Trafficked teenager remanded on credit card charge

A Romanian teenager who has brought into Ireland illegally by child traffickers and later arrested for possession of two counterfeit credit cards, has been remanded on bail pending sentence.

A Romanian teenager who has brought into Ireland illegally by child traffickers and later arrested for possession of two counterfeit credit cards, has been remanded on bail pending sentence.

The 17-year-old boy, an unaccompanied minor, pleaded guilty at the Dublin Children’s Court today to possessing the false credit cards on Dublin’s Grafton Street, on October 17 last.

The court heard that he would not give details about his entry into the State or the source of the bogus credit cards because he was in serious danger.

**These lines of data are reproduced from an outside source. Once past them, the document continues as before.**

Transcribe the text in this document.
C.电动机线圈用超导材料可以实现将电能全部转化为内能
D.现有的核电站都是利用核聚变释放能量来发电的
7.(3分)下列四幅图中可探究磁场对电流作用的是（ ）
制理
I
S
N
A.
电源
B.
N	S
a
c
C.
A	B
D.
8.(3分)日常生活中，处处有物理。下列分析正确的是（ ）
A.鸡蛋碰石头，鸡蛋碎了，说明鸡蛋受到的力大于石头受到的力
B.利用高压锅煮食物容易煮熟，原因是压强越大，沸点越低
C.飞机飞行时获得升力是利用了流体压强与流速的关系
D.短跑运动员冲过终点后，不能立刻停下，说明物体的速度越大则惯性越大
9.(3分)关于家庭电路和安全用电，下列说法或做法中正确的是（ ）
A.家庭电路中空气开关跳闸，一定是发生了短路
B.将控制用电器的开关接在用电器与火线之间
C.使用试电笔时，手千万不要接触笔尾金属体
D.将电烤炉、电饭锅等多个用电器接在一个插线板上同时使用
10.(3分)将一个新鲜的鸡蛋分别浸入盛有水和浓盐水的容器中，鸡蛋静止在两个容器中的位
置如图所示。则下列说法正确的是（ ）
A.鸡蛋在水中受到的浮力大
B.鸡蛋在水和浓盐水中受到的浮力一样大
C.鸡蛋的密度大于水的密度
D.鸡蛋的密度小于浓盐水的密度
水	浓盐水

Garda Patrick Gorman, of Pearse St garda station, told Judge David Anderson that he noticed the teenager and two adult males acting suspiciously at an ATM machine.

He saw the boy with credit cards which transpired to be counterfeit.

The men, who had been with the boy, attacked two gardaí and managed to escape.

The teen was arrested and found to be in possession of €920 and £75 Stg but could not give an explanation for having the money.

He also gave misleading information as to his identity, the court was told.

Defence solicitor Sarah Molloy told the court that the boy “was reluctant to explain as to how he came to the country and all he said was that he came via Northern Ireland with older males”.

She said there were dubious circumstances surrounding his arrival and “he appeared to be a child that was trafficked into the country”.

He was reluctant to discuss where he got the counterfeit credit cards because he was “in serious danger”, Ms Molloy also said.

The teen has been provided with accommodation by the Health Service Executive and hoped to enrol in a school, the court was also told.

Judge Anderson remanded the boy on continuing bail until a date in February to allow for a pre-sentence probation report to be obtained.

Earlier the court had heard that following the boy’s arrest the Garda National Immigration Bureau had no record of him, nor did the immigration authorities in the United Kingdom.